In a widely reported address last year, Ahmed Lahlimi Alami, high commissioner for planning, called for acceleration and adaptation of structural reforms. “Economic growth remains rather weak, still subject to rainfall risks with a low technology and export capacity offer, little job creation and little contribution to the reduction of social and territorial inequalities,” he said. King Mohammed VI added his criticism as well, shuffling several ministers and firing officials responsible for the lack of progress on projects in different regions of the country.
Another area of concern is the increase in Morocco’s public debt, which impacts public funds available for capital investments in infrastructure and other tools of economic growth. According to Trading Economics, Morocco held more than $50 billion in external debt in mid-2018, with the treasury’s total debt representing 67.3% of the 2017 GDP as reported in Morocco World News. The national debt was expected to increase by the end of 2018 as the trade deficit and government expenditures continue to rise. Driss Jettou, President of the Court of Auditors, called on the government “to raise taxes and cut spending, to accelerate growth to reduce debt, and to ensure that Morocco can meet its debt obligations over the medium and long-term.”
Foreign direct investment (FDI) rose again in 2018, to close to $3.5 billion vs. $2.4 billion in the previous year, “The increased FDI flows helped offset Morocco’s worsening trade deficit, which increased 7.7% during the same period. The widening deficit was due to a larger increase of imports ($45.8 billion) over exports ($26.2 billion) although the rate of export growth (up 9.7%) was higher than that of imports (up 8.8%). Other main factors behind the worsening deficit are declining tourism revenues, which dropped 1.8% to $5.2 billion and remittances from Moroccan expatriates, which declined 1.7% to $6.2 billion,” detailed The Arab Weekly.
In contrast to these discouraging statistics, Morocco continues to receive positive news in external quarters. For example, Abdellatif Jouahri was named “Central Banker of the Year in Africa” by The Banker magazine based in the UK, which celebrates “officials that have best managed to stimulate growth and stabilize their economy,” noting his strong monetary policies that helped shape Morocco’s economic growth.
Forbes has ranked Morocco as the 62nd “Best Country for Business” for 2019, a drop from 55thin 2017 among 153 countries.
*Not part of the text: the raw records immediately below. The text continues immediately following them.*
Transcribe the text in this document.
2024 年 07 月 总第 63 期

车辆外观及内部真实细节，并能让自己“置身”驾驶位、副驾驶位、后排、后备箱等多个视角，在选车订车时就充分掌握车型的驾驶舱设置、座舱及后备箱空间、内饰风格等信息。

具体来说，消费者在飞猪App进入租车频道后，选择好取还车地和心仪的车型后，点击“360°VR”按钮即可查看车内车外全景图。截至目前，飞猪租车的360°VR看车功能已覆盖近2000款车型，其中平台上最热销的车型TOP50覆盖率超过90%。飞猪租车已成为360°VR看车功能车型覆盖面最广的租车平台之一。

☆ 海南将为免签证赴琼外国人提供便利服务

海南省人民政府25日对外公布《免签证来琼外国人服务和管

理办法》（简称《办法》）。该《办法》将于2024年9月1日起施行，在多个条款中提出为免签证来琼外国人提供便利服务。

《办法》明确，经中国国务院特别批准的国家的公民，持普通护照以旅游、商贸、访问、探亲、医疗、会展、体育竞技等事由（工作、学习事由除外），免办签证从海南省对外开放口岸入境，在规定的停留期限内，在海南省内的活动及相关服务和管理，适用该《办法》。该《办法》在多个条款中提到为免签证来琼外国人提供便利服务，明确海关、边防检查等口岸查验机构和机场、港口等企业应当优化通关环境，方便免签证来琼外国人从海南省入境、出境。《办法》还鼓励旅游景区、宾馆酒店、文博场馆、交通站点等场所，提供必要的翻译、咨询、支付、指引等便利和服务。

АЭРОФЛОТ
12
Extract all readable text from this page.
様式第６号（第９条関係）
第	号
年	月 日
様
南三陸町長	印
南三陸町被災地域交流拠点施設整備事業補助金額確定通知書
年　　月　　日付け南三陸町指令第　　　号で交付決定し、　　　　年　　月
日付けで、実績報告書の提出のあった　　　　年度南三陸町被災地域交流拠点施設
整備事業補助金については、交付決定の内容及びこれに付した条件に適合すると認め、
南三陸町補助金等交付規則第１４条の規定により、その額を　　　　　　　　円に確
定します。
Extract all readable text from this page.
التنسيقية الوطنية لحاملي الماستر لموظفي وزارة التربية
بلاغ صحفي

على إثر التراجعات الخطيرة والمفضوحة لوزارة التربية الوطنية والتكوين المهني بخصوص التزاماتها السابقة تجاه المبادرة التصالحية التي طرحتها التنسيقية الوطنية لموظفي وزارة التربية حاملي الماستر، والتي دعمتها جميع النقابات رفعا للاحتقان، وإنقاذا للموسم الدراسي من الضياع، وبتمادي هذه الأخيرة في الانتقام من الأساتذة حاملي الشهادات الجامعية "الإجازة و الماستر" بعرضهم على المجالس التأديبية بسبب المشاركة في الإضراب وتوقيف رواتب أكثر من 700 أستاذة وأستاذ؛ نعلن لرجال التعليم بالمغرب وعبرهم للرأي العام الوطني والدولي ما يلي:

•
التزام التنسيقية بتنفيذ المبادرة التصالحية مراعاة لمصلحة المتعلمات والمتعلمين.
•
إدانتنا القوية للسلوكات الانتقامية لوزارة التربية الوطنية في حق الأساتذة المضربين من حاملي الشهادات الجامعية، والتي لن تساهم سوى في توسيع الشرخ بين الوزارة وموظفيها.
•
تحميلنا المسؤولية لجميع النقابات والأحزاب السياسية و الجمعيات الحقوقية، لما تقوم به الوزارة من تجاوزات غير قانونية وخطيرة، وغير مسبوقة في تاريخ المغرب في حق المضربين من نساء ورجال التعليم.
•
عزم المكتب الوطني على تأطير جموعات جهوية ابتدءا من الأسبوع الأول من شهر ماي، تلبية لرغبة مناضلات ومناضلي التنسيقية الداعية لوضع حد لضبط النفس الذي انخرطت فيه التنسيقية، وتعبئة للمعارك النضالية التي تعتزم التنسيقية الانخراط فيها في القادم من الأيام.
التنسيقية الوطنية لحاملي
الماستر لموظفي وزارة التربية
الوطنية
Morocco was cited for its “proximity to Europe and relatively low labor costs” and that it is working “towards building a diverse, open market-oriented economy,” and the magazine highlighted agriculture, tourism, aerospace, automotive, and phosphates as key growth sectors. “Morocco has increased investment in its port, transportation, and industrial infrastructure to position itself as a center and broker for business throughout Africa.” Regionally, Tunisia ranked 82nd and Algeria 114th.
Whether or not the country can weather the current protests through some combination of security measures and short-term remedies, Morocco is running out of options for taking steps that will change the basic contours of the economy so that it is freed to generate jobs and revenue from an empowered private sector. Morocco shares these deficiencies with other African and Arab countries, so the challenges are not novel and the lack of political will to undertake needed reforms is similarly common.